A mercury amalgamation drum used to recover gold sat outside one cabin. “Be careful, it’s still hot,” said Bruno Gianfaldoni, Ibama’s aerial operations chief, as he studied the contraption. On a mattress inside, a dog-eared Bible lay open at a chapter from the Gospel of John describing how the infirm flocked to the pool of Bethesda seeking a miracle.
“What a load of shit,” one woman snapped as security forces ordered the boat’s occupants to abandon ship before it was torched. “Now I’ll be stuck here dying of hunger, thirst and cold – without any clothes, without a boat, with nothing!” the 21-year-old complained.
Ibama officials insisted incinerating such barges was essential to stop them causing further damage or moving closer to Indigenous lands. Gianfaldoni compared such crackdowns to cardiac catheterisation. “The rivers here in Amazonia are like the arteries of a heart … that are blocked by the dredges,” he said. “We are unclogging these arteries so life can return.”
Soon, the gold dredger turned brothel had become an Amazonian inferno. A plume of black smoke billowed above the forest canopy, giving the scene a hint of Apocalypse Now.
As flames ripped through the steel monstrosity, Ibama’s helicopter-borne fighters and members of a rapid response team from the federal highway police returned to the skies to chase their next target. Within minutes they found it: an even larger dredger half-hidden in a riverside patch of forest.

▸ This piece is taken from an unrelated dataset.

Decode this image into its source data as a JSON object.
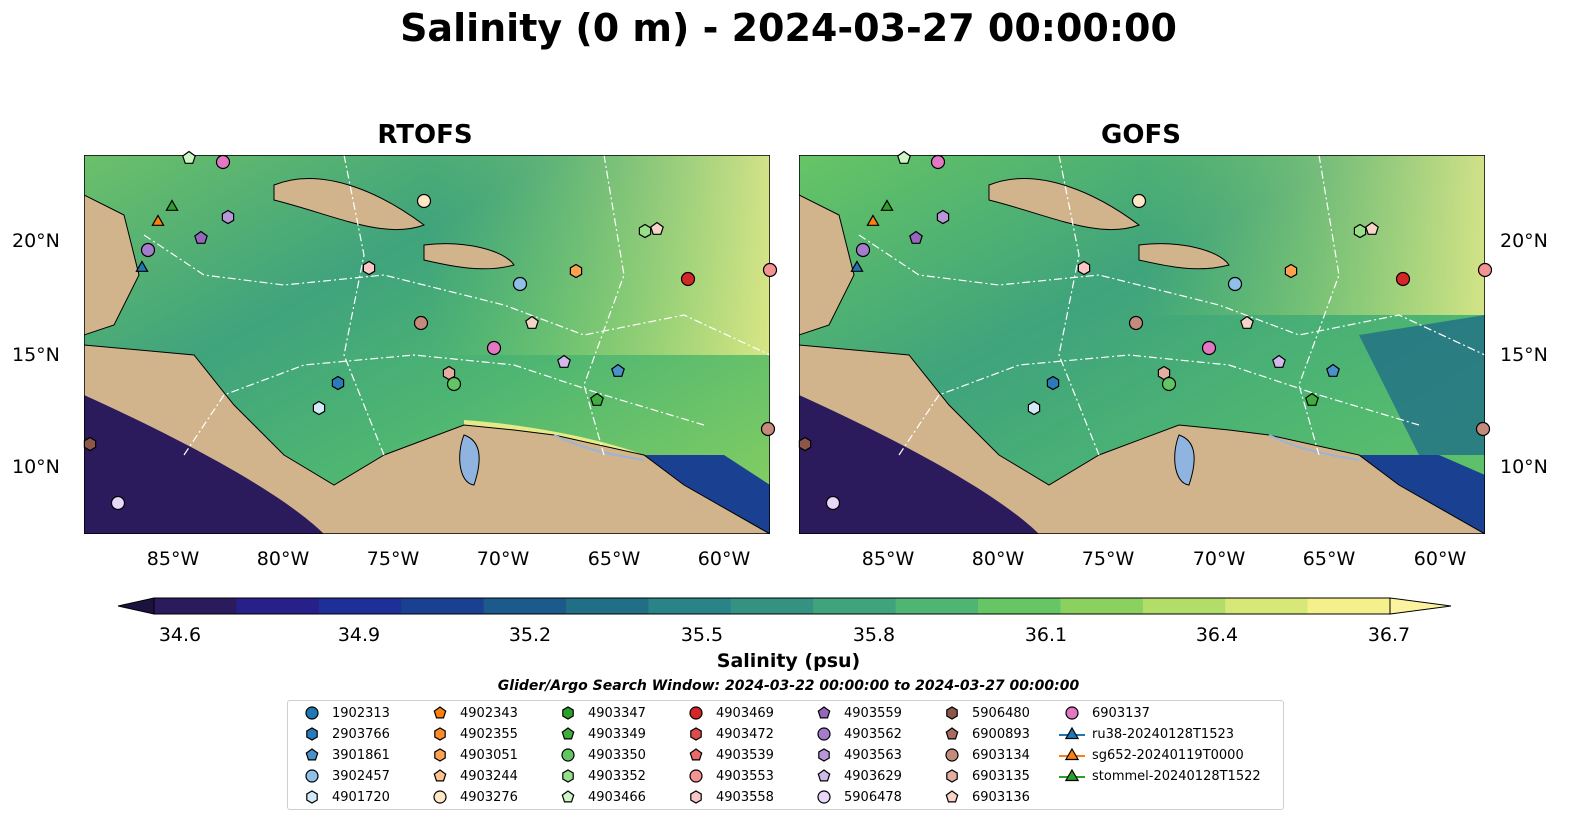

One of its five occupants, a 60-year-old called João de Souza, said claims miners were poisoning the river with mercury were fake news. “I had a brother-in-law who [accidentally] drank half a cup of mercury and the doctor said it was no problem at all,” Souza prattled. “He gave him a laxative, told him to sit on the bog and it all came out in one go.”
His colleague, Arlindo Botelho, claimed he had no option but to keep mining having dropped out of school in his teens. “I’m not a thief. I’m not a murderer. So I’ll just have to find work in another mine … Illegal mining will never end,” the 59-year-old insisted.
That night Ibama’s troops camped out on the spider-infested dredger, playing cards, cleaning their weapons, and exchanging war stories from their time on the Amazonian front.
They rose before dawn and by lunchtime three more mining vessels had gone up in smoke. After “sterilising” the Bóia River, they planned to push on towards the Javari valley. Among their top targets was a dredger operating near an area where isolated tribespeople were thought to roam.
“If we make a difference to the life of one child – or one area that needs preserving – whatever little we have done was worth the effort,” said Marques, a member of the special forces unit since it was created a decade ago.
Marques said fighters were not paid extra to take part in such dangerous missions: “But I can’t bear to see so much injustice and so much destruction. It affects me. It affects all of us – and we really want to play an active role and be instruments of change.”
For all their determination never to surrender, flag or fail, Finger admitted doing battle in a rainforest region larger than the EU – and doing so with only a handful of helicopters and a dozen or so highly trained but underpaid special forces – was a sisyphean undertaking. Thousands of Ibama employees have gone on strike in recent months to protest against low salaries and bad working conditions.
“With the resources Ibama currently has, this war is already lost – all we’re doing is delaying catastrophe,” Finger said, as troops doused the dredger in petrol and prepared to set it ablaze. “We are rolling a stone up a hill with our ideals.”